See Appendix 1 for the search strategy for MEDLINE (via OVID). This will be modified for searching the other databases. There will be no language restrictions.

Searching other resources

Reference lists of retrieved studies and review articles will be searched for additional studies. Grey literature and abstracts will not be searched.

Data collection and analysis

Selection of studies

Two review authors will independently carry out the searches and select studies for inclusion. Titles and abstracts of all studies identified by electronic searches will be viewed on screen, and any that clearly do not satisfy inclusion criteria will be excluded. Full copies of the remaining studies will be read to identify those suitable for inclusion. Disagreements will be settled by discussion with a third review author.

Data extraction and management

Two review authors will independently extract data from included studies using a standard data extraction from. Disagreements will be settled by discussion with a third review author. Data will be entered into RevMan 5.0 by one author.

Assessment of risk of bias in included studies

Methodological quality will be assessed using the Oxford Quality Score (Jadad 1996b).

The scale is used as follows.

  • Is the study randomised? If yes, give one point.

  • Is the randomisation procedure reported and is it appropriate? If yes, add one point; if no, deduct one point.

  • Is the study double blind? If yes, add one point.

  • Is the double blind method reported and is it appropriate? If yes, add one point; if no, deduct one point.

  • Are the reasons for patient withdrawals and dropouts described? If yes, add one point.

The scores for each study will be reported in the 'Characteristics of included studies' table.

A risk of bias table will also be completed, using assessments of randomisation, allocation concealment and blinding.

Measures of treatment effect

Relative risk (or 'risk ratio', RR) will be used to establish statistical difference. Numbers needed to treat (NNT) and pooled percentages will be used as absolute measures of benefit or harm.

The following terms will be used to describe adverse outcomes in terms of harm or prevention of harm:

  • When significantly fewer adverse outcomes occur with ibuprofen than with control (placebo or active) we will use the term the number needed to treat to prevent one event (NNTp).

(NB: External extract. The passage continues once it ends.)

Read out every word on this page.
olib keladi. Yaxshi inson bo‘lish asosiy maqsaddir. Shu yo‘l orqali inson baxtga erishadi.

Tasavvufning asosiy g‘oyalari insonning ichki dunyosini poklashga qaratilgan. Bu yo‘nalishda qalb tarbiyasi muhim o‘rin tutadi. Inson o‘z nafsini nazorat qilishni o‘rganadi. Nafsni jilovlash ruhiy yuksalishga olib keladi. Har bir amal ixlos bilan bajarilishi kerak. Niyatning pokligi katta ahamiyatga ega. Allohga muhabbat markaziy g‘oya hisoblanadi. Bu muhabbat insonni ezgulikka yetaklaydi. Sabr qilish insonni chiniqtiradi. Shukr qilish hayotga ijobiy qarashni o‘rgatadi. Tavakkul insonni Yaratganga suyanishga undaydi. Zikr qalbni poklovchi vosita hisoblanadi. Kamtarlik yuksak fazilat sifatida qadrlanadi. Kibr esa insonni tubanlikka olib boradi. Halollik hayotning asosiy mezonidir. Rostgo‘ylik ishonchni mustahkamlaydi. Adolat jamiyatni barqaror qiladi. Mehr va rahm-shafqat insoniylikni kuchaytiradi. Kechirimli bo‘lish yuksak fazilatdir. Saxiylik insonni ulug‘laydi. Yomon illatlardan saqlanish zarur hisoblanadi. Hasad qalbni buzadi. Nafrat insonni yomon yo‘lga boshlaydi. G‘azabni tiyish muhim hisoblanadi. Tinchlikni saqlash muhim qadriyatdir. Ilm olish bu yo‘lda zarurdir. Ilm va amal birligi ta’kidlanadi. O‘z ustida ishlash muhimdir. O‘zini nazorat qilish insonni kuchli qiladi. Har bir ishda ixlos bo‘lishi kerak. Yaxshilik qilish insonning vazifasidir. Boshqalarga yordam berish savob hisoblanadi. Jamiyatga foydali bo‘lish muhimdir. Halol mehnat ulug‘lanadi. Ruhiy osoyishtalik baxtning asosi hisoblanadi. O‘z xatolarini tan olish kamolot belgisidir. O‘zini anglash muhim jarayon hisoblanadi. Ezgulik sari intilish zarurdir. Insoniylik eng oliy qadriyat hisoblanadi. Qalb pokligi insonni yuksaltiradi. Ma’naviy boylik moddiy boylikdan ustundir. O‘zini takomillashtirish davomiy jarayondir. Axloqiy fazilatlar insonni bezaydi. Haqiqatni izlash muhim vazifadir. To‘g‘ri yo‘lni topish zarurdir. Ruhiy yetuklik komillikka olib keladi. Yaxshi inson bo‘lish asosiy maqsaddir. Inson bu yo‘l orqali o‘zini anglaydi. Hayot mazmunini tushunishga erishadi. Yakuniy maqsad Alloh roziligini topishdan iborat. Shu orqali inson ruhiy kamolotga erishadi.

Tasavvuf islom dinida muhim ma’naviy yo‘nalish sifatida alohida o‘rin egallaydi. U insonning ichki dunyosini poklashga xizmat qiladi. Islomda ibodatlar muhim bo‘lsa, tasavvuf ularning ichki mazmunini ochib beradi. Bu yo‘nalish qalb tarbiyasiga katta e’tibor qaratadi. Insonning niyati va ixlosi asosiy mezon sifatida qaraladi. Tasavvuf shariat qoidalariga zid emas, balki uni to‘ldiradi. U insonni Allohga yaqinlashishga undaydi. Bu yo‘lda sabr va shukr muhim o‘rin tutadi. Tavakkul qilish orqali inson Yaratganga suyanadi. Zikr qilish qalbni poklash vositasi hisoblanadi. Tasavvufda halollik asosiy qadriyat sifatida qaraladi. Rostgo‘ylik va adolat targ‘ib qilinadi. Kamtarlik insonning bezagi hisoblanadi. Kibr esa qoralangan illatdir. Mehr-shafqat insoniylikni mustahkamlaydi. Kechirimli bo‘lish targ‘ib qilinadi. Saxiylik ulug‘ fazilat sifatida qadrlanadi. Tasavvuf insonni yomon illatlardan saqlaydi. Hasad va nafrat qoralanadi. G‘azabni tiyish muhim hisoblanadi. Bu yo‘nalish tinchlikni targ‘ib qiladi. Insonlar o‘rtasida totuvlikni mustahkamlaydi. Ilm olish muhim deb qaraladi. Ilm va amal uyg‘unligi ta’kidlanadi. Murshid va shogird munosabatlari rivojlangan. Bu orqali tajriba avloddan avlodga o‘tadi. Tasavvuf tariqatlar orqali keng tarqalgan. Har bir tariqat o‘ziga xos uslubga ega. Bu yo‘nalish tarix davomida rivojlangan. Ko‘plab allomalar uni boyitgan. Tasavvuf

  • When significantly more adverse outcomes occur with ibuprofen compared with control (placebo or active) we will use the term the number needed to harm or cause one event (NNH).

Unit of analysis issues

We will accept randomisation to individual patient only.

Dealing with missing data

The most likely source of missing data is in crossover studies. Where this is an issue only first‐period data will be used.

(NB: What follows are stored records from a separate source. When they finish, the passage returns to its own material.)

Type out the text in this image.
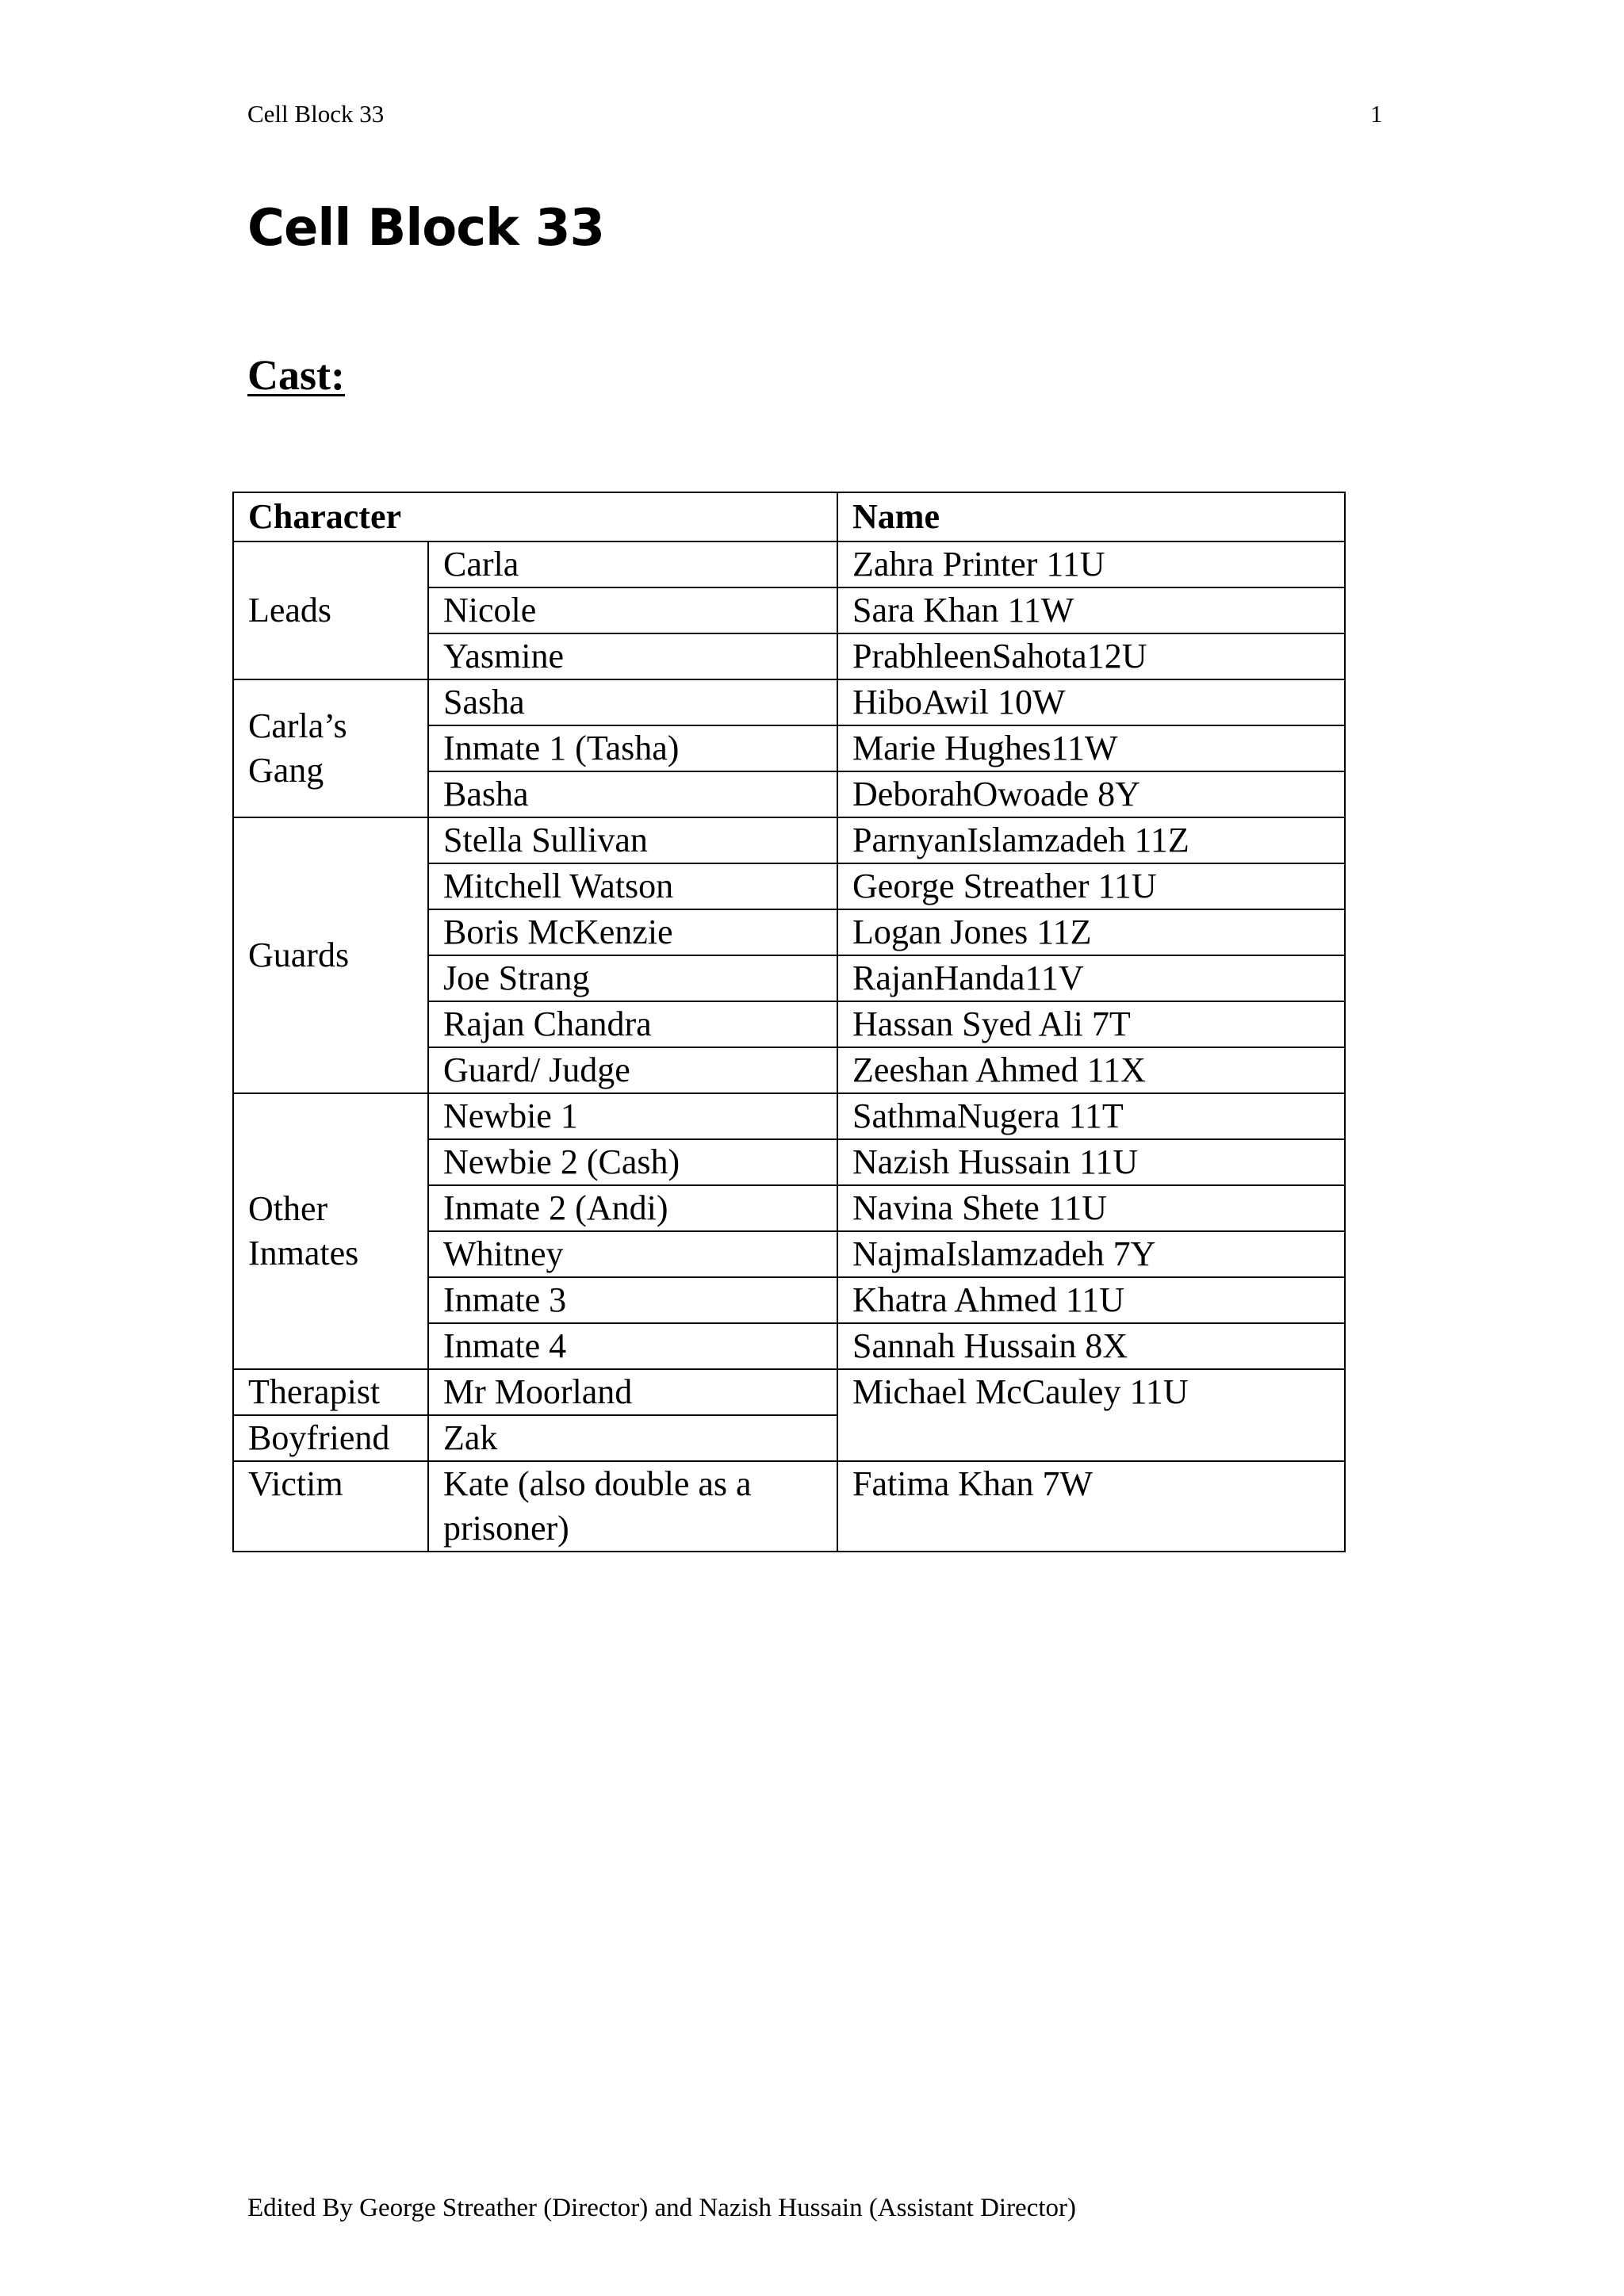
Cell Block 33	1
Cell Block 33
Cast:
Character		Name
Leads	Carla	Zahra Printer 11U
	Nicole	Sara Khan 11W
	Yasmine	PrabhleenSahota12U
Carla’s Gang	Sasha	HiboAwil 10W
	Inmate 1 (Tasha)	Marie Hughes11W
	Basha	DeborahOwoade 8Y
Guards	Stella Sullivan	ParnyanIslamzadeh 11Z
	Mitchell Watson	George Streather 11U
	Boris McKenzie	Logan Jones 11Z
	Joe Strang	RajanHanda11V
	Rajan Chandra	Hassan Syed Ali 7T
	Guard/ Judge	Zeeshan Ahmed 11X
Other Inmates	Newbie 1	SathmaNugera 11T
	Newbie 2 (Cash)	Nazish Hussain 11U
	Inmate 2 (Andi)	Navina Shete 11U
	Whitney	NajmaIslamzadeh 7Y
	Inmate 3	Khatra Ahmed 11U
	Inmate 4	Sannah Hussain 8X
Therapist	Mr Moorland	Michael McCauley 11U
Boyfriend	Zak	
Victim	Kate (also double as a prisoner)	Fatima Khan 7W
Edited By George Streather (Director) and Nazish Hussain (Assistant Director)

Assessment of heterogeneity

Heterogeneity of studies will be assessed visually (L'Abbe 1987).

Data synthesis

Studies using a single dose of ibuprofen in established pain of at least moderate intensity will be analysed separately from studies in which medication is taken before pain is well established or in which a second dose of medication is permitted.

Data will be combined for analysis where there are at least two studies and 200 participants (Moore 1998). Relative risk of benefit or harm will be calculated with 95% confidence intervals (CIs) using a fixed‐effect model (Morris 1995). NNT, NNTp and NNH with 95% CIs will be calculated using the pooled number of events by the method of Cook and Sackett (Cook 1995). A statistically significant difference from control will be assumed when the 95% CI of the relative risk of benefit or harm includes the number one.

Significant differences between NNT, NNTp and NNH for different doses of active treatment, or between groups in the sensitivity analyses, will be determined using the z test (Tramer 1997).

Subgroup analysis and investigation of heterogeneity

Issues for subgroup analysis are dose, monotherapy or combination with an antiemetic, formulation, and route of administration. For combined treatment with an antiemetic, different antiemetics will be compared if there are sufficient data.

Sensitivity analysis

Sensitivity analysis is anticipated for study quality (Oxford Quality Score of 2 versus 3 or more), and for migraine type (with aura versus without aura). A minimum of two studies and 200 participants must be available for any sensitivity analysis.